• No results found

3 Ontwikkeling van het planologisch- planologisch-juridisch kader

27

3 Ontwikkeling van het

planologisch-juridisch kader

3.1 Inleiding

In dit hoofdstuk zal de volgende deelvraag worden beantwoord:

• Welke ontwikkelingen hebben zich voorgedaan binnen het ruimtelijk ordeningsrecht sinds de invoering van de WRO (1965)?

In hoofdstuk 2 is ingegaan op organische gebiedsontwikkeling en zijn belangrijke ontwikkelingen besproken die vooraf zijn gegaan aan de opkomst van de organische gebiedsontwikkeling: ontwikkelingen in het nationaal ruimtelijk beleid (decentralisatie en marktwerking), een verschuiving van technisch-rationele naar communicatief-rationele planning en maatschappelijke ontwikkelingen (opkomst netwerksamenleving, glocalisering, economische conjunctuur). In par. 2.4, waar drie maatschappelijke ontwikkelingen zijn beschreven, is verwezen naar het planologisch-juridisch kader dat een belangrijke randvoorwaarde (context) vormt bij de ruimtelijke planning.

Wet- en regelgeving en de bijbehorende procedures maken een belangrijk deel uit van de planningspraktijk. Wanneer een ruimtelijke activiteit wordt gerealiseerd spelen formele procedures en wet- en regelgeving altijd (in meer of mindere mate) een rol. Het Nederlandse planningsstelsel bestaande uit diverse planfiguren, procedures en vergunningsstelsels, opererend op verschillende overheidslagen, maakt deel uit van het ruimtelijk ordeningsrecht. Het ruimtelijk ordeningsrecht is het geheel van wettelijke instrumenten, de voorbereiding ervan, hun onderlinge verhouding en de rechtsbeschermingsvoorzieningen die gericht zijn op de inrichting en het beheer van de fysieke leefomgeving (Struiksma, 2008). De Wet ruimtelijke ordening (Wro) vormt de kern van dit recht. Naast het ruimtelijk ordeningsrecht heeft het milieurecht ook betrekking op de inrichting van de fysieke leefomgeving, maar is hierbij meer gericht op de bescherming ervan (denk aan de Wet milieubeheer, Natuurbeschermingswet, Wet geluidhinder, etc). Het ruimtelijk ordeningsrecht en het milieurecht tezamen vormen het omgevingsrecht (Struiksma, 2008). In dit onderzoek zal de focus liggen op het systeem van het ruimtelijk ordeningsrecht, maar ook de invloed van het milieurecht op organische gebiedsontwikkeling komt kort ter sprake. In het belang van een consistent gebruik van begrippen zal in dit onderzoek het begrip ‘planologisch-juridisch kader’ worden gebruikt, waarmee in hoofdzaak het ruimtelijk ordeningsrecht wordt bedoeld en in bijzaak de doorwerking van het milieurecht in het ruimtelijk ordeningsrecht.

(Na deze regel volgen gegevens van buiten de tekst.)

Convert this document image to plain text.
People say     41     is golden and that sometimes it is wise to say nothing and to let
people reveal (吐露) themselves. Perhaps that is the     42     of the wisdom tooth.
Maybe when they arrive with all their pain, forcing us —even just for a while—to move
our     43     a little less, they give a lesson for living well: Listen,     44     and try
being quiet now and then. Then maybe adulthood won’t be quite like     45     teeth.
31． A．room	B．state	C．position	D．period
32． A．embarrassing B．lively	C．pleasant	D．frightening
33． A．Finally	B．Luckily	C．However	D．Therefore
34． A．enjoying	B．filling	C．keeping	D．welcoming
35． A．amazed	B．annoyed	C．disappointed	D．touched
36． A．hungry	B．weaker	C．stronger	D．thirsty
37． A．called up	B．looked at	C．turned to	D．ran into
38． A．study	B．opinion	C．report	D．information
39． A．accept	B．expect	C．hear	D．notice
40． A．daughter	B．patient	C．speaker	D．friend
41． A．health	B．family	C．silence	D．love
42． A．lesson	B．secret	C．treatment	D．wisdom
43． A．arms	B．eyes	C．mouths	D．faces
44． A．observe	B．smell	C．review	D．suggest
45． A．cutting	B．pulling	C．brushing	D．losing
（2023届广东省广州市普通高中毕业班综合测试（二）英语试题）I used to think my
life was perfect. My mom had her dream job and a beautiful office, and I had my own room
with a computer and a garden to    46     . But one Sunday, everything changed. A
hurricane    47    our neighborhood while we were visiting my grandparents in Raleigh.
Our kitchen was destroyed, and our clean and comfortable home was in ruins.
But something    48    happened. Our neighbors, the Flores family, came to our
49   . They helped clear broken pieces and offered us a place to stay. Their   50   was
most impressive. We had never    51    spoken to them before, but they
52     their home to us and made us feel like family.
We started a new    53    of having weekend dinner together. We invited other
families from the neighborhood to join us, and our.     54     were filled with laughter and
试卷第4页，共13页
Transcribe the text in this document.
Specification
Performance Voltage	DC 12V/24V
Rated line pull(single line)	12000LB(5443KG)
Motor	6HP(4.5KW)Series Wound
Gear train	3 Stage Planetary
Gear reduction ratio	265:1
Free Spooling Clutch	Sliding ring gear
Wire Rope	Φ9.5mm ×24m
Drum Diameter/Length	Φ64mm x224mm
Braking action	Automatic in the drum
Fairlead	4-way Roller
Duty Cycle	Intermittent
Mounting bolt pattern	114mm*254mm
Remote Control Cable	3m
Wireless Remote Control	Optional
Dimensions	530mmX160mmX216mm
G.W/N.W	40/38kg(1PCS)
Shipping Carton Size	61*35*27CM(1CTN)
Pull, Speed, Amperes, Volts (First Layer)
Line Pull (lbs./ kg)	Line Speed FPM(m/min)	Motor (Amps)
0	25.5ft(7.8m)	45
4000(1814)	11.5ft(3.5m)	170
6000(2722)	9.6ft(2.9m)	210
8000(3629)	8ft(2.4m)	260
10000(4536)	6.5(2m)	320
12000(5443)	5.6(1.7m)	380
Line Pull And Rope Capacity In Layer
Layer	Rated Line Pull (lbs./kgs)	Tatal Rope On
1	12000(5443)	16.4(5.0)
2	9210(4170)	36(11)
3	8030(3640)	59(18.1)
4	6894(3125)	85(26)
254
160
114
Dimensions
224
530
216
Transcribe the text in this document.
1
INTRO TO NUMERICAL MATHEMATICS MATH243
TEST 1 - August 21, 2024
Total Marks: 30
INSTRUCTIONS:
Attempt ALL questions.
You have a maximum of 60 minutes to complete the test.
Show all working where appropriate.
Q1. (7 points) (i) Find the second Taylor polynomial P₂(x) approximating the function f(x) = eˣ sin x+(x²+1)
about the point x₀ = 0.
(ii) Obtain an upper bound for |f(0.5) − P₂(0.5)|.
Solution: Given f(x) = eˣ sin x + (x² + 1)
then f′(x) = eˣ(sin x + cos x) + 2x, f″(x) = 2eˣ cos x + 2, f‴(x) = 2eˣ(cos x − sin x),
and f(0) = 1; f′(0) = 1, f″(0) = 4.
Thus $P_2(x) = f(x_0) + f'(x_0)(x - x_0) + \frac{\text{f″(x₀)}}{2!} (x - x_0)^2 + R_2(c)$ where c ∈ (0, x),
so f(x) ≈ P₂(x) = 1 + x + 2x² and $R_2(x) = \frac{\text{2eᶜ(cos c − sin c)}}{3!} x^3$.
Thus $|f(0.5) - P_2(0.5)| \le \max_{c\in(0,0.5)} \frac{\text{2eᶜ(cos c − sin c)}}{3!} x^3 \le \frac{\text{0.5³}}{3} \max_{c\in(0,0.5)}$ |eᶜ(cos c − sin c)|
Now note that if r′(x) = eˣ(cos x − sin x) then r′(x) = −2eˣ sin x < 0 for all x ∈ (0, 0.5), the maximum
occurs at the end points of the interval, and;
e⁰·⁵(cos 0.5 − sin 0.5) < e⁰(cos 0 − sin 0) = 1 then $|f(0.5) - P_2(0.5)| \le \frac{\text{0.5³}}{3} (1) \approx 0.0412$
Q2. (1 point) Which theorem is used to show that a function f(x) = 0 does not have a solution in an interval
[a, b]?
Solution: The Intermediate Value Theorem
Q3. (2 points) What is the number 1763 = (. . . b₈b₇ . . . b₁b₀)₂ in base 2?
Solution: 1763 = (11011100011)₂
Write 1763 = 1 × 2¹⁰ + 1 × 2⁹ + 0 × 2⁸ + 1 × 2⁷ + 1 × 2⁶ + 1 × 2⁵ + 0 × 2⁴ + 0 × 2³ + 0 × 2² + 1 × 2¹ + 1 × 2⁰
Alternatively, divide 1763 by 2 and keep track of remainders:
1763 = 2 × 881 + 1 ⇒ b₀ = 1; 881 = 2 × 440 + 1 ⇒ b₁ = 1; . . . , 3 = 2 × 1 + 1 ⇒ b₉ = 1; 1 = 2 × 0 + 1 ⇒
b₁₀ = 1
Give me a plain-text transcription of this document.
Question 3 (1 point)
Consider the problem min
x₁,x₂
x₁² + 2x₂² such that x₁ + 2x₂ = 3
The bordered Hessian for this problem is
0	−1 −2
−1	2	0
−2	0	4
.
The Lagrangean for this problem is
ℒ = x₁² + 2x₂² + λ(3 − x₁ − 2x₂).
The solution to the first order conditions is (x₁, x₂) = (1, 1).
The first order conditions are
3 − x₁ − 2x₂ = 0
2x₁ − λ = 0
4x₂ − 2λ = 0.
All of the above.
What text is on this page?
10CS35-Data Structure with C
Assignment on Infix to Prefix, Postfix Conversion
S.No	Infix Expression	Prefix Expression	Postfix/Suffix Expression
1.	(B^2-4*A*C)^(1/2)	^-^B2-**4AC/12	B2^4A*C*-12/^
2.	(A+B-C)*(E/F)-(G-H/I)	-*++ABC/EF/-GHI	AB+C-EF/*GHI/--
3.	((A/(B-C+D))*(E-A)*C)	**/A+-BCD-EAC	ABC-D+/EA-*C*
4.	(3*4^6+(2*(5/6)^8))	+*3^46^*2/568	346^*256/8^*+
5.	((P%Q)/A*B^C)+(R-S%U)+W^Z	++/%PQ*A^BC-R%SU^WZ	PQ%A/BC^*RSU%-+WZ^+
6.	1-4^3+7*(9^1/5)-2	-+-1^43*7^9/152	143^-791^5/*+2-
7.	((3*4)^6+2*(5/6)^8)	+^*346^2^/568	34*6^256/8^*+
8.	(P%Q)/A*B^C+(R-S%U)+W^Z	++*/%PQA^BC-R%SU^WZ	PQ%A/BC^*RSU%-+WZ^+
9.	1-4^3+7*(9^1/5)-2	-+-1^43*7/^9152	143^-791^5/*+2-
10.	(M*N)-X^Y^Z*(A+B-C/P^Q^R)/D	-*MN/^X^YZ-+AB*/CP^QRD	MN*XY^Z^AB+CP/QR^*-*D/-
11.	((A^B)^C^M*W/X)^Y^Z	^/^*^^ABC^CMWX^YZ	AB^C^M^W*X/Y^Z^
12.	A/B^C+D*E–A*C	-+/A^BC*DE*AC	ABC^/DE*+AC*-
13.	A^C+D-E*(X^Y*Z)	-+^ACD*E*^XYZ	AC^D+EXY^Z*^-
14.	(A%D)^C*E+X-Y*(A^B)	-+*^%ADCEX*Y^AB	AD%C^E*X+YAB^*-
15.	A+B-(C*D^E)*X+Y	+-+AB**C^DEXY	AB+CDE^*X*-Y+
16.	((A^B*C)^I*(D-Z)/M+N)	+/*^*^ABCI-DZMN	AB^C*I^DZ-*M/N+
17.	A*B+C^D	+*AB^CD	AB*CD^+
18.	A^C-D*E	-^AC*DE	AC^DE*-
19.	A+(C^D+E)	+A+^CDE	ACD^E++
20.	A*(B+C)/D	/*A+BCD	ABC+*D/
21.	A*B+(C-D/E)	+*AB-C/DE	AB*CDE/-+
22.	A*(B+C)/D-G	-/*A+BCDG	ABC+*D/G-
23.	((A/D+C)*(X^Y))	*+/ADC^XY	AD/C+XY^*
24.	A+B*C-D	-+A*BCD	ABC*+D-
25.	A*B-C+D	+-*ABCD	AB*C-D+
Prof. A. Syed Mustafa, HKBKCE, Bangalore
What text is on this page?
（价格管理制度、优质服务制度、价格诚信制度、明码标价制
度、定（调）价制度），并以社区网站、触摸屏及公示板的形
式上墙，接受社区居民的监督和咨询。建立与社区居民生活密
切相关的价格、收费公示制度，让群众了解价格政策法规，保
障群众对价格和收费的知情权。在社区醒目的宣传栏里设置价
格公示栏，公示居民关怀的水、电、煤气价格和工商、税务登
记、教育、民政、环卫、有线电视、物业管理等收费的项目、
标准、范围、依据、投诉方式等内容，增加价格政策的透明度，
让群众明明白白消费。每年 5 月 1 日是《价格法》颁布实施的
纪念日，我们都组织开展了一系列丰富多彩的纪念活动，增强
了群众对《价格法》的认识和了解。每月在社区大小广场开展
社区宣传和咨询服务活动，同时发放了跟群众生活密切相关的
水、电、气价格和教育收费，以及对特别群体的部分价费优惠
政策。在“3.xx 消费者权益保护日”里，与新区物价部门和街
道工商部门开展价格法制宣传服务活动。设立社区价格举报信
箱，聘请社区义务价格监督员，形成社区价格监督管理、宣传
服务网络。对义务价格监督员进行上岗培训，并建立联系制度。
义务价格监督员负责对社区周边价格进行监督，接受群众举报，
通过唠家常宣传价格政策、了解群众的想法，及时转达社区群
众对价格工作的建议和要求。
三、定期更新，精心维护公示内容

In dit hoofdstuk zal de ontwikkeling van het planologisch-juridisch kader aan de orde komen. Net als dat er zich in de ruimtelijke ordening in het algemeen veranderingen hebben voorgedaan, is dit niet anders met betrekking tot het planologisch-juridisch kader. Duidelijk zal worden dat het planologisch-juridisch kader voortdurend is gewijzigd en vernieuwd. Hierbij komt de oude WRO uit 1965 aan bod, waarna de huidige Wro wordt besproken. Vervolgens wordt de aandacht gelegd op de toekomstige Omgevingswet, welke de huidige Wro zal vervangen. Tot slot wordt de Wro met de Omgevingswet vergeleken en

28

wordt gekeken of er een ‘trend’ is waar te nemen in de ontwikkeling van het planologisch-juridisch kader. In hoofdstuk 4 wordt ingegaan op flexibiliteit in het planologisch-planologisch-juridisch kader en op welke manier dit van betekenis kan zijn voor organische gebiedsontwikkeling.

3.2 WRO

Zoals in hoofdstuk 2 (par. 2.2) al kort werd geschetst vormde de Woningwet het begin van de moderne ruimtelijke ordening. Gemeenten kregen voor het eerst een juridisch instrumentarium aangeleverd met betrekking tot de stedelijke planning. Zo werd de eerste planfiguur geïntroduceerd, namelijk het uitbreidingsplan (Van der Cammen & De Klerk, 2008). Maar pas in 1965 kreeg Nederland met de Wet op de Ruimtelijke Ordening (WRO) een ‘stelsel van verantwoordelijkheden en bevoegdheden met betrekking tot de ruimtelijke ordening’ dat voor het eerst werd neergelegd in een wettelijk kader (Seubring, 2010). De WRO bestond uit een hiërarchisch stelsel van planfiguren, die alle gekoppeld waren aan een bepaalde overheidslaag: op Rijksniveau en provinciaal niveau voorzag de WRO in een indicatief, beleidsmatig planfiguur, respectievelijk het facetplan op Rijksniveau en het streekplan op provinciaal niveau. Op gemeentelijk niveau konden de hoofdlijnen van het ruimtelijk beleid worden neergelegd in een structuurplan. Het welbekende gemeentelijke bestemmingsplan had vervolgens juridische binding voor zowel de overheid als de burgers (Seubring, 2010).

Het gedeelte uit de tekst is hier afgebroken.